CFPB Director Rohit Chopra told the Senate Banking, Housing and Urban Affairs Committee the bureau is pursuing rules to limit medical debt on credit reports, curb data-broker sales of sensitive financial data and scrutinize account closures while defending ongoing rulemaking amid Republican criticism.

Chairman Sherrod Brown presided over a hearing of the Senate Banking, Housing, and Urban Affairs Committee on Dec. 11, 2024, at which Consumer Financial Protection Bureau Director Rohit Chopra delivered the bureau’s semiannual report and outlined regulatory priorities.

Brown opened by framing the committee’s work as focused on everyday Americans, citing Dodd-Frank and the CFPB’s role in consumer protection. "We put the focus on the committee back where it should be, the people who make this country work," he said in opening remarks.

Chopra used his opening to set priorities: tackling concentrated credit-card markets, restricting how medical debt appears on credit reports, curbing abusive data-broker practices, preventing wrongful account closures and supervising large nonbank platforms. "Homeownership is supposed to be a part of the American dream, not something that is supposed to turn into a nightmare," Chopra said when discussing housing-related consumer harms. On medical bills he testified, "We have found systemic problems with the accuracy of medical bills, particularly ones that are reported on credit reports." He described a proposed rule that would block certain medical bills from credit reports and would also prohibit securing loans with wheelchairs and prosthetic limbs.

On data brokers and privacy, Chopra said the CFPB has proposed a rule to curb sales of sensitive financial data and protect Americans from "scammers, stalkers, and spies." He described planned Federal Register notice and pledged to hear from law enforcement and other stakeholders to preserve legitimate investigative tools while restricting harmful data flows.

Chopra defended the bureau’s attention to account closures and so-called "debanking," saying the CFPB is litigating and using supervisory tools to ensure banks and payment firms do not close accounts for reasons outside federal law. "We're especially concerned when funds are frozen or when accounts are closed for reasons not contemplated by federal law," he told senators.

Republican members repeatedly criticized the timing and scope of recent CFPB rulemaking. Ranking Republican senators expressed concern that rulemakings continued amid a change in administration and asked for cost-benefit justifications. Chopra responded that consumer harms continue between Election Day and inauguration and pointed to bipartisan support on some issues such as protections for survivors of domestic violence.

Committee members of both parties pressed Chopra on enforcement results and consumer returns. Chopra cited large restitution figures in multiple exchanges, stating the CFPB has returned billions to harmed consumers through enforcement and civil-penalty distributions.
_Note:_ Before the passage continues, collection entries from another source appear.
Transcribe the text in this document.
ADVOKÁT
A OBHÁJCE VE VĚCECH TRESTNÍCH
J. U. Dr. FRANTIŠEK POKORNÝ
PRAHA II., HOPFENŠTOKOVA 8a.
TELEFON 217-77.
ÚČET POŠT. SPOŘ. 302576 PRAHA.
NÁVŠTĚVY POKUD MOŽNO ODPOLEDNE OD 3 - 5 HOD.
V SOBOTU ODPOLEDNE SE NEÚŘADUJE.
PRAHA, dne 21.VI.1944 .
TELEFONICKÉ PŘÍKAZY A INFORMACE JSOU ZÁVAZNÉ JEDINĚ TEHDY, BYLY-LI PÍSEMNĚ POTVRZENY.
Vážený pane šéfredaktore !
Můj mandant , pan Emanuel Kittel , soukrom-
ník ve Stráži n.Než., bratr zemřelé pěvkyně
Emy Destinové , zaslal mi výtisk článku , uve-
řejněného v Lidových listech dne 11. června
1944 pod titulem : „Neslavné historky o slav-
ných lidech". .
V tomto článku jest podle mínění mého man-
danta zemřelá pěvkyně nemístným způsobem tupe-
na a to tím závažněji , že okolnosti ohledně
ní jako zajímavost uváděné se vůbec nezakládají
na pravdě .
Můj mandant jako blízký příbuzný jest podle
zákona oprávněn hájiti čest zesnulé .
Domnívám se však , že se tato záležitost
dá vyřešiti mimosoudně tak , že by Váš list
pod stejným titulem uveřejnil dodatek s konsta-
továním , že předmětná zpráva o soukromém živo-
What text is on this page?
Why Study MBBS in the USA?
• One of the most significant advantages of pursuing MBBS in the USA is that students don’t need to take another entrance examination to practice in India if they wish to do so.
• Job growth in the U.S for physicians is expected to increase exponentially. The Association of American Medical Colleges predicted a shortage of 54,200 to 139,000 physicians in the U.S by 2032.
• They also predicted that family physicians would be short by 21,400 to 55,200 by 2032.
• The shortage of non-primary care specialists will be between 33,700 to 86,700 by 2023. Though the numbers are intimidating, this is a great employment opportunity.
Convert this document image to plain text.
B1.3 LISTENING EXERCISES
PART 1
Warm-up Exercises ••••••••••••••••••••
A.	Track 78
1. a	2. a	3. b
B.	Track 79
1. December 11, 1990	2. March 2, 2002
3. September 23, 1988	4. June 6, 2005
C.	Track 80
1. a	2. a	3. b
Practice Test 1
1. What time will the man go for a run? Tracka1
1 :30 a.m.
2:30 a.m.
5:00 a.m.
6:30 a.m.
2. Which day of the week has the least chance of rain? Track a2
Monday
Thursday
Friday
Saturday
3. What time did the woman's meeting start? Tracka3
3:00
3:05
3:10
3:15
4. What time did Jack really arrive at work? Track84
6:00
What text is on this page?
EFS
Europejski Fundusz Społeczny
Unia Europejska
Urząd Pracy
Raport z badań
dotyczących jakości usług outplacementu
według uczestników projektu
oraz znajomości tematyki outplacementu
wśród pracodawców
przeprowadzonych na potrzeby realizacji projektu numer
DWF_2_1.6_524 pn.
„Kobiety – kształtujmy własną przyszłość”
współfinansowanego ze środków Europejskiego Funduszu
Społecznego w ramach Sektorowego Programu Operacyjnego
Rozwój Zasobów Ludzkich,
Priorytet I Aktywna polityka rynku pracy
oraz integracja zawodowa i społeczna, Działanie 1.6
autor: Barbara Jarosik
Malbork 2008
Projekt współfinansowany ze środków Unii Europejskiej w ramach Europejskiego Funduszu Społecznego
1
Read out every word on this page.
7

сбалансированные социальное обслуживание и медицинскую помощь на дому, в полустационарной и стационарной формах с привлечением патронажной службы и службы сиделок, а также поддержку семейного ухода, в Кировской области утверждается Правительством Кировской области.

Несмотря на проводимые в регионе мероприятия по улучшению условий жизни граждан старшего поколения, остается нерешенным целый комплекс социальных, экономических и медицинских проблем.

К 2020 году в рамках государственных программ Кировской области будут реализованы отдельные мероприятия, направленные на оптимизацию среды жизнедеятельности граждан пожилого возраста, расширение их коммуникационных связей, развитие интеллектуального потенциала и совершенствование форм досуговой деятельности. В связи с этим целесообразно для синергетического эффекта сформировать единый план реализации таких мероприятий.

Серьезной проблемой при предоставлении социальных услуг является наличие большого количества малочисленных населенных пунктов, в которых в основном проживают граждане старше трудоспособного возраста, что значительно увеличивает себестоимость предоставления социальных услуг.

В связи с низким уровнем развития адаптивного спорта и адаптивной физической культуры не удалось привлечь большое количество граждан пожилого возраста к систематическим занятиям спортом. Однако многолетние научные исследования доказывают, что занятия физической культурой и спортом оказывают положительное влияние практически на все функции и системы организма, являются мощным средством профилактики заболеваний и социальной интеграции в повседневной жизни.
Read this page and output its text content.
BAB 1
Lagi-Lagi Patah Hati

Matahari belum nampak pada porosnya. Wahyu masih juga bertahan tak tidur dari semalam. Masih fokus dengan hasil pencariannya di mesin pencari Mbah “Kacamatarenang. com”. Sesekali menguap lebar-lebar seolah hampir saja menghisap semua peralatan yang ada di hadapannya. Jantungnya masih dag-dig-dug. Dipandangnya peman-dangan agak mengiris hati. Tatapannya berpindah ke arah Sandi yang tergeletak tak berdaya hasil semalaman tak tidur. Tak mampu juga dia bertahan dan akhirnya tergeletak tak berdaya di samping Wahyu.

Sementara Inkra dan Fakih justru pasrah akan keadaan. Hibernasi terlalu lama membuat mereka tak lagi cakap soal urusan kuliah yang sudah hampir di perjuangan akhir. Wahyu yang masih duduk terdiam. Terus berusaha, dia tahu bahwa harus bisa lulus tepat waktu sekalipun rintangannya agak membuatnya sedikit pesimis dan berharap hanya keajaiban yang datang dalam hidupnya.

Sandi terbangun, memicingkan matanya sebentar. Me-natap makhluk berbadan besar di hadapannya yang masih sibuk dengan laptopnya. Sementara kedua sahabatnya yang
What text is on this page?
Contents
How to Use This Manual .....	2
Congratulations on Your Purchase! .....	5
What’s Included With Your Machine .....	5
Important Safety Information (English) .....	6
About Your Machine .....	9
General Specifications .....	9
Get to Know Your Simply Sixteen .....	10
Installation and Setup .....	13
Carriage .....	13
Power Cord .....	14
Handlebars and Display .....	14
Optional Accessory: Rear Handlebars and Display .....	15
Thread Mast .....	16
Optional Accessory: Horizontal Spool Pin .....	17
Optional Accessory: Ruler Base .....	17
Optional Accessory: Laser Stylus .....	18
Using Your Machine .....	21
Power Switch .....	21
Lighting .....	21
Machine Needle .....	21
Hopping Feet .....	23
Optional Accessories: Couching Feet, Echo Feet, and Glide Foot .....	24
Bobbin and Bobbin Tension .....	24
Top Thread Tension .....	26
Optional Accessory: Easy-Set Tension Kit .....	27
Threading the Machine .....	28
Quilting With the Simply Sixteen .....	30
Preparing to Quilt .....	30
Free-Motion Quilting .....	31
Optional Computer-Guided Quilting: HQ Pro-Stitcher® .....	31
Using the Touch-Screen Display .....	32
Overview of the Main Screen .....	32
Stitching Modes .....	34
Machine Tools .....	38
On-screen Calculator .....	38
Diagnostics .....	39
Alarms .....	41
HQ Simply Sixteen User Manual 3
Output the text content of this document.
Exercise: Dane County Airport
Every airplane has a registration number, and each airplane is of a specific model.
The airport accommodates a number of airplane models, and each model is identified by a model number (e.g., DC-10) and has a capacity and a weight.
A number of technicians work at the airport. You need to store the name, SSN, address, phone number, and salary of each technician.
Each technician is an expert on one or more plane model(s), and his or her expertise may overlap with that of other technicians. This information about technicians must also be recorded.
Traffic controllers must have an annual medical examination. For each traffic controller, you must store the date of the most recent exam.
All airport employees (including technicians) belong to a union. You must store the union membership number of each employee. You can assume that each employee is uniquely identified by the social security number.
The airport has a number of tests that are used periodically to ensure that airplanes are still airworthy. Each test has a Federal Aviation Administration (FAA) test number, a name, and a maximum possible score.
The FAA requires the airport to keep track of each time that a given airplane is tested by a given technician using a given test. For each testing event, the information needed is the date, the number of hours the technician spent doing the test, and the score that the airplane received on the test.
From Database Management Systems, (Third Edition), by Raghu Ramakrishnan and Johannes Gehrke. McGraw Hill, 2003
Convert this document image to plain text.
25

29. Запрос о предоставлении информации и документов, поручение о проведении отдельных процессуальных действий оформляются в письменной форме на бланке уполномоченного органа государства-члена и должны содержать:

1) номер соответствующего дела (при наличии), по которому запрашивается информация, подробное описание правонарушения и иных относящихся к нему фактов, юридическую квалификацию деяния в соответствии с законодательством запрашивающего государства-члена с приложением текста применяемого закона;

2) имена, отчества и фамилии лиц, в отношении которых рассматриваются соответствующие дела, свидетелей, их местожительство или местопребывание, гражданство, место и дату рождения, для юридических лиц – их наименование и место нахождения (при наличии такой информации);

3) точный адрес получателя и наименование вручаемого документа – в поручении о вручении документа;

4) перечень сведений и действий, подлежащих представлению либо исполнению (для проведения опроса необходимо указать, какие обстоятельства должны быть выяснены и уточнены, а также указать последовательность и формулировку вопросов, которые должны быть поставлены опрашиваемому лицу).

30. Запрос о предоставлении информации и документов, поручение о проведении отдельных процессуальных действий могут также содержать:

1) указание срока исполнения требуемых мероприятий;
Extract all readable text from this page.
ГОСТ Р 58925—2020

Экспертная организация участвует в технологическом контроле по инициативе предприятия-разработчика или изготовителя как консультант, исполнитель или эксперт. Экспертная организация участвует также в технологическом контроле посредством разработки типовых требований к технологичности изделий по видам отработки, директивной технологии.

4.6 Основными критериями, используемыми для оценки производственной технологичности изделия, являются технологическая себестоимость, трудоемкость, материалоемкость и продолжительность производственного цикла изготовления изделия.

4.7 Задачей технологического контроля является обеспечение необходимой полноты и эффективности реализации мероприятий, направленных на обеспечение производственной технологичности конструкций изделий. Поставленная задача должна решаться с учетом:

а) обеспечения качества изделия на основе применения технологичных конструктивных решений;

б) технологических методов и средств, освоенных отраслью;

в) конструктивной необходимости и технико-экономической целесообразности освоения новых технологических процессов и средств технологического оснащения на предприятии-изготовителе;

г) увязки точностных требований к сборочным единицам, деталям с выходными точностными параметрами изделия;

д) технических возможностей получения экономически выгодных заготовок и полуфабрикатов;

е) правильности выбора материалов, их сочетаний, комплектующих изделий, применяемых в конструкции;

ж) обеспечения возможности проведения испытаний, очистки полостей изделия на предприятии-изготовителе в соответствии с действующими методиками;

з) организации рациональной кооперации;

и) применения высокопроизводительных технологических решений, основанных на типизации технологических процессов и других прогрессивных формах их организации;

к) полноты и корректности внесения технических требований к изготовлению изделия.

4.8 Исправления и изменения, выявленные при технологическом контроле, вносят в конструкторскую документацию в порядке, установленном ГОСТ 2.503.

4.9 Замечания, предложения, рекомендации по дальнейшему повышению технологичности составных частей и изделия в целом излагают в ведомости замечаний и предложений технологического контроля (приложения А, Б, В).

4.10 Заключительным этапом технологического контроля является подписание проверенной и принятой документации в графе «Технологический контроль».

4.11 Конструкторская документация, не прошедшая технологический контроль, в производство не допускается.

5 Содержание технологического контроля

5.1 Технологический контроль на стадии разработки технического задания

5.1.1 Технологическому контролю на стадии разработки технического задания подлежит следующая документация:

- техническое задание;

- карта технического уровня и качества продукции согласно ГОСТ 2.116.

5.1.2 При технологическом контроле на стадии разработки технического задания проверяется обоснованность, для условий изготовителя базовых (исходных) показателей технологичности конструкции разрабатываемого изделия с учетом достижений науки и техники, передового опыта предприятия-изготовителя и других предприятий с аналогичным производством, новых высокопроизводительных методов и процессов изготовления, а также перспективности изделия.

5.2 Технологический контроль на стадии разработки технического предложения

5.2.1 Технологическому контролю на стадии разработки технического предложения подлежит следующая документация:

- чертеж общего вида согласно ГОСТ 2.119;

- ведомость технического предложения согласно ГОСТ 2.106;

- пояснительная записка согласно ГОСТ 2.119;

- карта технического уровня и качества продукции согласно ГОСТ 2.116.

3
On credit-card practices, he said Americans pay about $25 billion more per year now than a decade ago because of industry concentration and gap-tightening by major issuers.

Several senators asked about buy-now-pay-later products and the bureau's oversight of digital-payment apps; Chopra said the CFPB issued an interpretive rule and is coordinating with state authorities to monitor market behavior. On housing, members including Senator Schiff raised algorithmic rent-setting and corporate ownership of rental housing; Chopra pointed to Department of Justice litigation against RealPage as evidence of potential collusive practices.

The hearing closed with administrative reminders about questions for the record and adjournment. Chairman Brown set a week for written questions and asked witnesses to return responses to the record within 45 days.

Chopra’s testimony and follow-up exchanges make clear the CFPB will press forward on several high-profile rulemakings while facing scrutiny from Republican senators about timing, costs and the bureau’s authority.